Please do not simply deny the minor premise. You have done so ad nauseam. Give us your warrant for the minor premise.

Show us how, even if you had a complete theory of the mind-brain relation, or the concept-word relation, the mind could be described in terms of the brain, or the concept in terms of the word.

Just take one concept, such as cause-and-effect. What units is it made of? Perhaps we can measure degrees of causation in "humes." Show me how to measure humes and reduce a unit of hume into units measuring mass, length, and duration.

I suggest the ‘diogenes’ as a unit of truth. A false statement contains zero, and a half-truth contains 0.5.

I suggest ‘ships’ as a unit of beauty. Helen had a face that launched a thousand ships, so a woman half as fair would launch 500.

Logic, of course, is measured in ‘spocks’, or, if that seems frivilous, in ‘rands’. The statement that ‘A is A’ contains one spockof logic; a syllogism with an informal error, but which may be true in some cases, contains a measured fraction of logic.

Here is the proof (I.15) from Euclid that opposite angles are equal. Let line AB cross CD at E. The whole angle formed by AEC and CEB is two right angles, as is the whole angle formed by CEB and BED. Removing the common angle CEB, it follows that AEC equals BED. QED.
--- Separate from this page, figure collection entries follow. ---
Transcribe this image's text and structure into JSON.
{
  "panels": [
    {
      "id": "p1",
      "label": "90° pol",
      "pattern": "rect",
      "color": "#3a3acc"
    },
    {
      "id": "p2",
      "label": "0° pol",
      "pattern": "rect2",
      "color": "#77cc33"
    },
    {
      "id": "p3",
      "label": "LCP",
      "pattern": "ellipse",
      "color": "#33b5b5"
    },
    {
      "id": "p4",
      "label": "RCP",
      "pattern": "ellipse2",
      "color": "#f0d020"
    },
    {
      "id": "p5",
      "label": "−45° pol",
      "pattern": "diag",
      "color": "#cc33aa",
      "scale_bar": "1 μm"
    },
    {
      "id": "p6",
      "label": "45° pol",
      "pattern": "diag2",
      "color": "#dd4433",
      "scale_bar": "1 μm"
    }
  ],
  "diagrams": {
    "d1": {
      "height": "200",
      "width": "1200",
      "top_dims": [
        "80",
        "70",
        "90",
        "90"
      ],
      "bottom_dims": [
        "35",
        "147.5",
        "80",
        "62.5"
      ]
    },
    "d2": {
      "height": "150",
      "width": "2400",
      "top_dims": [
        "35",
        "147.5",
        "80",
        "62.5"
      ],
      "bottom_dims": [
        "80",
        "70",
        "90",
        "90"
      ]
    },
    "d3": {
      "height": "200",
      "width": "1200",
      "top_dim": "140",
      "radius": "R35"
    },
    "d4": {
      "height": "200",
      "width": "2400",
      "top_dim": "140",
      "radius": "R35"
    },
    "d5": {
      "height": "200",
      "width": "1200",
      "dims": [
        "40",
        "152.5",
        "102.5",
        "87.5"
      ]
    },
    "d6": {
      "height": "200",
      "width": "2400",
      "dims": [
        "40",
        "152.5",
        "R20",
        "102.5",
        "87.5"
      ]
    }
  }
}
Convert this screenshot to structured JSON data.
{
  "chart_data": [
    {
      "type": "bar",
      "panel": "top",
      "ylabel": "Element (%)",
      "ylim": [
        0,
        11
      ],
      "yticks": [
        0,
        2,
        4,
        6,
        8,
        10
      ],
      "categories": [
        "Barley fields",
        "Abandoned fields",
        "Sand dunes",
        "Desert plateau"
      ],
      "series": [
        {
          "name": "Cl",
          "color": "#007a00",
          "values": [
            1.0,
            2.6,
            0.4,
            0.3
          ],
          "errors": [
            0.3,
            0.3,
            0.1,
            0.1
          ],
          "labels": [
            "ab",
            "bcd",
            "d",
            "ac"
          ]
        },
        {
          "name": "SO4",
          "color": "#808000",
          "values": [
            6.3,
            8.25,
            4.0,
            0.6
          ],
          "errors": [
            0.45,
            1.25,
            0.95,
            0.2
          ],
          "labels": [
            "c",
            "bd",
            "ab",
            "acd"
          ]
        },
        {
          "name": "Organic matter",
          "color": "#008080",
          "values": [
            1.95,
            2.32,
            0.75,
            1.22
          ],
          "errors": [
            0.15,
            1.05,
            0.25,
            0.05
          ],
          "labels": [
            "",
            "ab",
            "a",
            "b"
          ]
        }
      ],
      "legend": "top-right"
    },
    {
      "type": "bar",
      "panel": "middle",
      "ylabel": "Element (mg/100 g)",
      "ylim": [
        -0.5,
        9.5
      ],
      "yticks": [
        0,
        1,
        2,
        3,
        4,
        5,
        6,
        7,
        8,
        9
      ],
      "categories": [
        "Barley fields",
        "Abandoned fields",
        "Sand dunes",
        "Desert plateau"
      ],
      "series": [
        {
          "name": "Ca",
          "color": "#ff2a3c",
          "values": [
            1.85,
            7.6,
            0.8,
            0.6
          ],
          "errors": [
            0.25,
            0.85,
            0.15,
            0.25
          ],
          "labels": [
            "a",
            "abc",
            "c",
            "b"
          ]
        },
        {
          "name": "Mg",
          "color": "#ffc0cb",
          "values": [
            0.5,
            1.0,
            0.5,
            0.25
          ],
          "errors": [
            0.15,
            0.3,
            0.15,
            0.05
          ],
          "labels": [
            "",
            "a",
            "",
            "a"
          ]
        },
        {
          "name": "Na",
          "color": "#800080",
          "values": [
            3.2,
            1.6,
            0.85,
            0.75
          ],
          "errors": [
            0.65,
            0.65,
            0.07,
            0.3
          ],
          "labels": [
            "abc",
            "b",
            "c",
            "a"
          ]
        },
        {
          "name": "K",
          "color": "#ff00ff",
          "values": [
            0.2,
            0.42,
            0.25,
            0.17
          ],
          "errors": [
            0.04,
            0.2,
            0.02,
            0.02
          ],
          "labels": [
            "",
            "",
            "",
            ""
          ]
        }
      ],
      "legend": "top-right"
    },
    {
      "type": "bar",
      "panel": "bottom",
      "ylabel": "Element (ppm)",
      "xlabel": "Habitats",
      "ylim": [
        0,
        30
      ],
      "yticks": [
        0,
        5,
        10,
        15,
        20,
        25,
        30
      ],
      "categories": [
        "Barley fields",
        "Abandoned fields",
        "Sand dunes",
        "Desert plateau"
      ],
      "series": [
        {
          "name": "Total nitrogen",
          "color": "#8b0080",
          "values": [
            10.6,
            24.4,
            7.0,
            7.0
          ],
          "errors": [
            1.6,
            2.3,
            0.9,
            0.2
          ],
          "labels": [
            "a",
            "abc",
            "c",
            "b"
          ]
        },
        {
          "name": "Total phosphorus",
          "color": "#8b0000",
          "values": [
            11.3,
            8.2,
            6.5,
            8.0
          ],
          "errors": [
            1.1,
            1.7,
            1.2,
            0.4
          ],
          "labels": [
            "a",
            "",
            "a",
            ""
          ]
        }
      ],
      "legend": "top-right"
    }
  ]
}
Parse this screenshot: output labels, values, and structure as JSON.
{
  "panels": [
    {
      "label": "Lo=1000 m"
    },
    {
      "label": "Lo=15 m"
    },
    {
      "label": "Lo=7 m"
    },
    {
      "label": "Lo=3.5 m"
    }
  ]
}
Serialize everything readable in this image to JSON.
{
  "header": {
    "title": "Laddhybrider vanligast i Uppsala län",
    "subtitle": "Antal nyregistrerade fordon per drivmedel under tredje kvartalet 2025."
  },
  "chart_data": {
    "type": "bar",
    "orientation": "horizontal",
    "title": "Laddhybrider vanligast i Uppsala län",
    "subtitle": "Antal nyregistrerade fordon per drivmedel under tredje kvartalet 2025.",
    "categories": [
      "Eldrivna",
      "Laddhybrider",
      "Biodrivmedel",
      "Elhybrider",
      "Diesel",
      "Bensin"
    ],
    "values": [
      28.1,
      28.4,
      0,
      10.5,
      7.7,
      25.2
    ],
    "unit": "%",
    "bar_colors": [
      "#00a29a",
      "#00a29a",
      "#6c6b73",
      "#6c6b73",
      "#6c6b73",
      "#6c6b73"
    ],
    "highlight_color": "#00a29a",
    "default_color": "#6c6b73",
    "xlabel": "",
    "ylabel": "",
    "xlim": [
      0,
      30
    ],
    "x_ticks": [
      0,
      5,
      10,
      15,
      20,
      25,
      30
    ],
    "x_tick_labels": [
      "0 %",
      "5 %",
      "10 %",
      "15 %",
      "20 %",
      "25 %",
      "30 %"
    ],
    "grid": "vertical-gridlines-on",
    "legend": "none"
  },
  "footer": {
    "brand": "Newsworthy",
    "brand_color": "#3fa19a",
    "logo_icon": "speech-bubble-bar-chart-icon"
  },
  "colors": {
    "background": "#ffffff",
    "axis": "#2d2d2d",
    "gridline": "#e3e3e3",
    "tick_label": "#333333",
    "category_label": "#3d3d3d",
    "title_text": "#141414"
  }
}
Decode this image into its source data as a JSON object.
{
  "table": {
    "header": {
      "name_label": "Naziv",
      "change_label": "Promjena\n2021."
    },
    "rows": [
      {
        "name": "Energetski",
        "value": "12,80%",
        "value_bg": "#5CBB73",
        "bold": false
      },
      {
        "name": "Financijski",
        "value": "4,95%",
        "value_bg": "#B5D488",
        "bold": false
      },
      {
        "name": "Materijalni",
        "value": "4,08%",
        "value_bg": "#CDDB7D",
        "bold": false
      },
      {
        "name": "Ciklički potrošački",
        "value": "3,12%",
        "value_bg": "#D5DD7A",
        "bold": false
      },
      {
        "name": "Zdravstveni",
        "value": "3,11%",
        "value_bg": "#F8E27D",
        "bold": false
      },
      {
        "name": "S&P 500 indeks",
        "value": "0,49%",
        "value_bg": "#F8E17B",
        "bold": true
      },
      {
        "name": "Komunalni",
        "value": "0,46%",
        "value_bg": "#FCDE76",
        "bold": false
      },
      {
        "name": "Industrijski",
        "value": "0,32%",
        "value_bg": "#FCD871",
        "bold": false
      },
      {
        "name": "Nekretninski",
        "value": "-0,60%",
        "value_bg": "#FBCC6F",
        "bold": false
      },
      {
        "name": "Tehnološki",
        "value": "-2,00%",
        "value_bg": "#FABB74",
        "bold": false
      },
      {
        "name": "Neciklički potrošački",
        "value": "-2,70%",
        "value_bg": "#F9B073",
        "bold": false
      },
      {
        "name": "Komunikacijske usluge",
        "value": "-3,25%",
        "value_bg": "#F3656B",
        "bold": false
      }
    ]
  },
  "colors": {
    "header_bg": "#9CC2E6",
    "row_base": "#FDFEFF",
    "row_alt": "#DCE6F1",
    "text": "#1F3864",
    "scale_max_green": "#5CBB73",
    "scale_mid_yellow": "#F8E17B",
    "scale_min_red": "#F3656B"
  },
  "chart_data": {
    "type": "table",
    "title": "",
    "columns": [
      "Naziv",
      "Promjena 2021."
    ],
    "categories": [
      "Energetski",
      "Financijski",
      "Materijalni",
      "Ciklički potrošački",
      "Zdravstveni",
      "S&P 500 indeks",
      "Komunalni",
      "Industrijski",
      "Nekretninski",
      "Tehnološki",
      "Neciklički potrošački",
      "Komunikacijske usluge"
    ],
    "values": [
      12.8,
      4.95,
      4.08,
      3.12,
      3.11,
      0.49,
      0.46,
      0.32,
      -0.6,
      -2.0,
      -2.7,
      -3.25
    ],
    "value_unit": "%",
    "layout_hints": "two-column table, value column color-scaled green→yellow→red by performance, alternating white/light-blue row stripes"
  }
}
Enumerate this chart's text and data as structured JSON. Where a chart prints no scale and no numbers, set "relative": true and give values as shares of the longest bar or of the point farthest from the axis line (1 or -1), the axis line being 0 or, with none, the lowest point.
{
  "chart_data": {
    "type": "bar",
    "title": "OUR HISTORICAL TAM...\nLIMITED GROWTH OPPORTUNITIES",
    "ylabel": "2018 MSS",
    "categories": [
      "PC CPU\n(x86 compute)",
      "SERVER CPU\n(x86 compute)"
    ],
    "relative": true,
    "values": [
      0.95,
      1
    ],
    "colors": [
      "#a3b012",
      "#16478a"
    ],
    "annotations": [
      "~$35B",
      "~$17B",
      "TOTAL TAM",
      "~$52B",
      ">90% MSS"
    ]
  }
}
Now, I did not actually draw the lines mentioned, and yet, somehow, my conclusion is true. If logic is an emergent property of matter, and if truth is an emergent property of matter, then somewhere there is a bit of matter you can move, either in my brain or in a text by Euclid, which can make that proof false. But the proof is universal, and is true even if it is miswritten or wrongly remembered in any given man’s brain or any given mathematician’s library. The proof was true before life existed on Earth and will be true after the Earth is lifeless again. Every material atom in the universe could be whisked out of existance without influencing the truth of Euclid I.15.

But if materialism were a true philosophy, a diabolical neurosurgeon delicately disordering my nerve tissues could make it so that Euclid I.15 itself was not true.

And I do not mean that a  neurosurgeon could make me forget the proof, or instill in me a false belief that the proof reached a different conclusion. You do not put out the sun by putting out Sampson’s eyes. A bottle of whiskey, if I drank it, could make me forget Euclid I.15, or, failing that, the bottle broken over my head. But even if everyone, and I mean everyone, in Oceania agreed with Big Brother that opposite angles were not equal, and every material book containing the proposition were shoved into the memory hole, and every mathemacian killed, would Euclid I.15 itself become false?